De amor, luz e sombras

Só há um tipo de amor que dura, o não correspondido.”

 

por Gustavo Santorini

A sentença, proferida pela personagem de Jodie Foster em ‘Neblina e Sombras”, filme escrito e dirigido pelo genial cineasta norte-americano Woody Allen, evoca um tipo de cinismo que parece servir de tônica para os relacionamentos modernos, o qual também se manifesta nas produções artísticas. Ora, não é para menos, uma vez que se convencionou rotular a arte como “o espelho da sociedade”. Ocorre que, se antes esse traço de niilismo ressoava como uma necessária nota dissonante as ilusões do status quo oriundas do pós- segunda guerra (inclusive nas saborosas comedias românticas do próprio Woody), tal elemento fora por demais violado nesse início de século, a ponto de ser chancelado como ingrediente sine qua non para uma obra adquirir o verniz de “grande arte”. Para aqueles que se aventuram a falar de amor, então, a missão é ainda mais inglória. Ser cool é ser cínico, e qualquer tentativa de lirismo logo é rechaçada  como piegas ou termos congêneres. Em consequência disso, no gênero poesia, especialmente, pululam autores que renegam qualquer pendor mais, digamos, romântico, e parecem competir entre si na tentativa de pastichizar a irreverência de um Leminski, ou a enganosa displicência marginal de um Bukowski, por exemplo. É nesse cenário de simulacros que “O Amor Curvo” (Oito e Meio/2018), do poeta e ensaísta Daniel Gil, surge com o frescor de uma voz sem medo de sangrar. Nele, o lirismo e o cinismo não são excludentes, isto porque Gil habilmente os tinge de matizes indistintas, como nos seguintes versos:

“Minha amiga, não chame o seu amigo/De “amigo”. Antes, dê-lhe uma facada/No abdômen e tire fora o seu umbigo/Mas “amigo” é palavra atormentada/Um “não” certeiro e pronto! E mais nada/Ou de comparsa, cúmplice ou prefira/Chamar de transviado, pombajira/Mas nunca dessa música assombrada”.

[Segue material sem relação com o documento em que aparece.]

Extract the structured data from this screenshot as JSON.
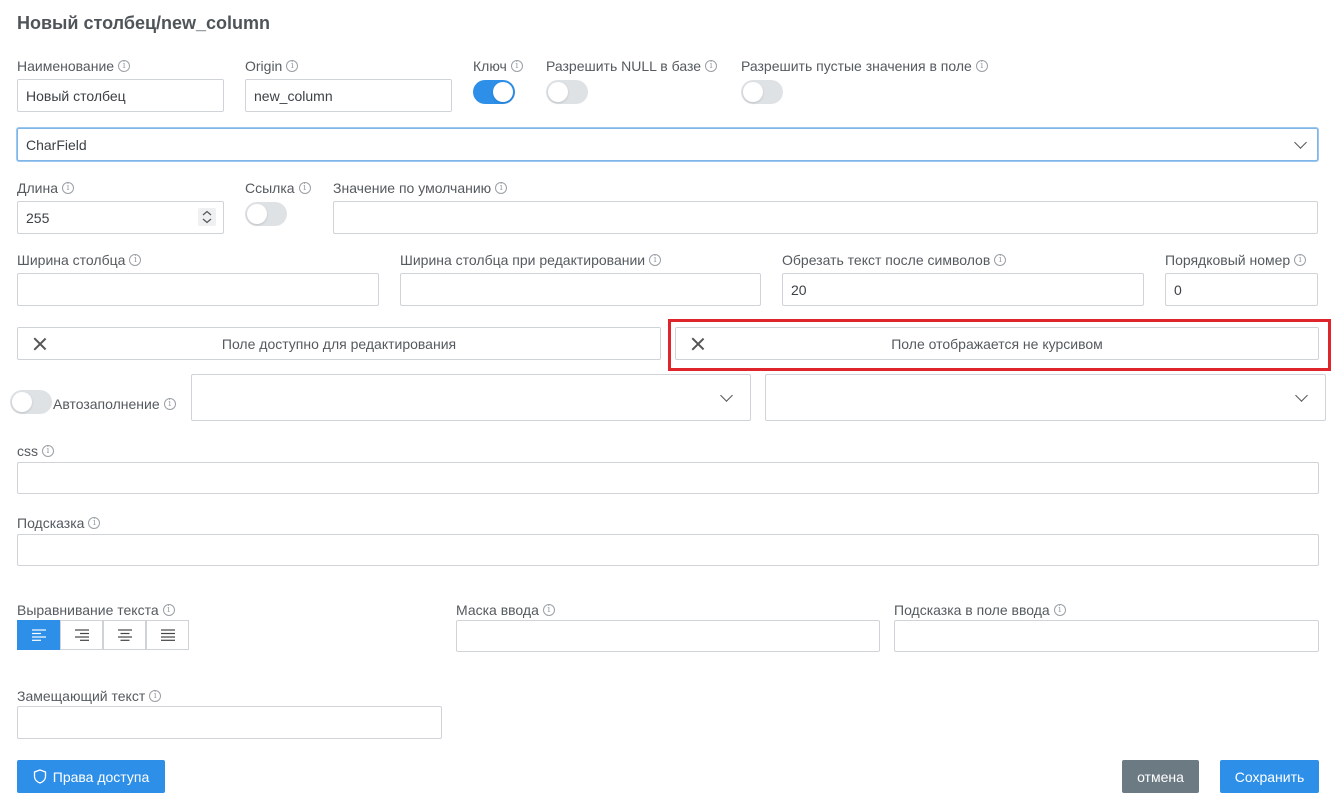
{
  "title": "Новый столбец/new_column",
  "name": {
    "label": "Наименование",
    "value": "Новый столбец"
  },
  "origin": {
    "label": "Origin",
    "value": "new_column"
  },
  "key": {
    "label": "Ключ",
    "on": true
  },
  "allow_null": {
    "label": "Разрешить NULL в базе",
    "on": false
  },
  "allow_empty": {
    "label": "Разрешить пустые значения в поле",
    "on": false
  },
  "field_type": {
    "value": "CharField"
  },
  "length": {
    "label": "Длина",
    "value": "255"
  },
  "link": {
    "label": "Ссылка",
    "on": false
  },
  "default_value": {
    "label": "Значение по умолчанию",
    "value": ""
  },
  "column_width": {
    "label": "Ширина столбца",
    "value": ""
  },
  "edit_column_width": {
    "label": "Ширина столбца при редактировании",
    "value": ""
  },
  "truncate": {
    "label": "Обрезать текст после символов",
    "value": "20"
  },
  "order": {
    "label": "Порядковый номер",
    "value": "0"
  },
  "editable_toggle": {
    "label": "Поле доступно для редактирования"
  },
  "italic_toggle": {
    "label": "Поле отображается не курсивом"
  },
  "autofill": {
    "label": "Автозаполнение",
    "on": false
  },
  "css": {
    "label": "css",
    "value": ""
  },
  "hint": {
    "label": "Подсказка",
    "value": ""
  },
  "text_align": {
    "label": "Выравнивание текста",
    "options": [
      "left",
      "right",
      "center",
      "justify"
    ],
    "selected": "left"
  },
  "input_mask": {
    "label": "Маска ввода",
    "value": ""
  },
  "placeholder_hint": {
    "label": "Подсказка в поле ввода",
    "value": ""
  },
  "replace_text": {
    "label": "Замещающий текст",
    "value": ""
  },
  "buttons": {
    "access": "Права доступа",
    "cancel": "отмена",
    "save": "Сохранить"
  },
  "colors": {
    "primary": "#2d8fe8",
    "cancel": "#6c7a84",
    "highlight": "#e0242c"
  }
}
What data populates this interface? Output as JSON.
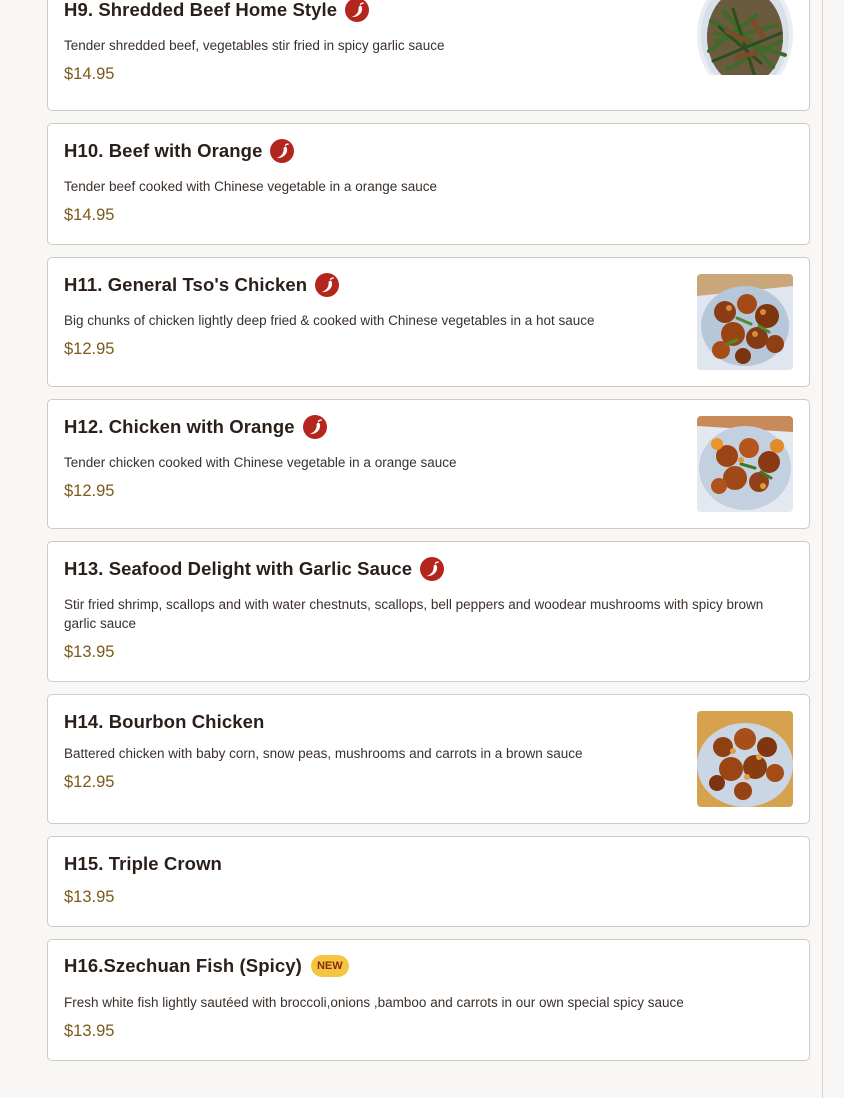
{
  "items": [
    {
      "title": "H9. Shredded Beef Home Style",
      "spicy": true,
      "desc": "Tender shredded beef, vegetables stir fried in spicy garlic sauce",
      "price": "$14.95",
      "photo": "shredded-beef"
    },
    {
      "title": "H10. Beef with Orange",
      "spicy": true,
      "desc": "Tender beef cooked with Chinese vegetable in a orange sauce",
      "price": "$14.95"
    },
    {
      "title": "H11. General Tso's Chicken",
      "spicy": true,
      "desc": "Big chunks of chicken lightly deep fried & cooked with Chinese vegetables in a hot sauce",
      "price": "$12.95",
      "photo": "general-tso"
    },
    {
      "title": "H12. Chicken with Orange",
      "spicy": true,
      "desc": "Tender chicken cooked with Chinese vegetable in a orange sauce",
      "price": "$12.95",
      "photo": "orange-chicken"
    },
    {
      "title": "H13. Seafood Delight with Garlic Sauce",
      "spicy": true,
      "desc": "Stir fried shrimp, scallops and with water chestnuts, scallops, bell peppers and woodear mushrooms with spicy brown garlic sauce",
      "price": "$13.95"
    },
    {
      "title": "H14. Bourbon Chicken",
      "spicy": false,
      "desc": "Battered chicken with baby corn, snow peas, mushrooms and carrots in a brown sauce",
      "price": "$12.95",
      "photo": "bourbon-chicken"
    },
    {
      "title": "H15. Triple Crown",
      "spicy": false,
      "price": "$13.95"
    },
    {
      "title": "H16.Szechuan Fish (Spicy)",
      "spicy": false,
      "badge": "NEW",
      "desc": "Fresh white fish lightly sautéed with broccoli,onions ,bamboo and carrots in our own special spicy sauce",
      "price": "$13.95"
    }
  ],
  "icons": {
    "spicy": "chili-pepper-icon"
  },
  "colors": {
    "spicy_badge": "#b3261e",
    "new_badge": "#f5c542",
    "price": "#7a5a1c"
  }
}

Vale destacar as belíssimas ilustrações que recheiam o livro (inclusive a capa), de autoria de Felipe Stefani e a impecável edição de Flavia Iriarte. Cada poema é batizado com uma letra do alfabeto, e assim as páginas de “O amor curvo” se descortinam tal qual um véu de cores, paladares e texturas:

“Você vai sentir a mão/Do mesmo por do sol/Ela vai tocar seu/Rosto e pescoço/Contornar seio e/Costas, você vai/Anoitecer.”

O poder imagético do livro é imenso, embora (ou por conta de) sua força resida em verbalizar os pequenos assombros de quem ama. Isto porque a escrita de Daniel Gil não padece da frieza beletrista de quem se observa apenas na terceira pessoa, mas antes abraça a palavra como única via para corporificar a perplexidade latente, vide os versos:

“Eu te amo com espanto/e solidão/com as lâmpadas obliquas/do céu fechado/da roupa esgarçada/do incrédulo que reza/E não sabe”.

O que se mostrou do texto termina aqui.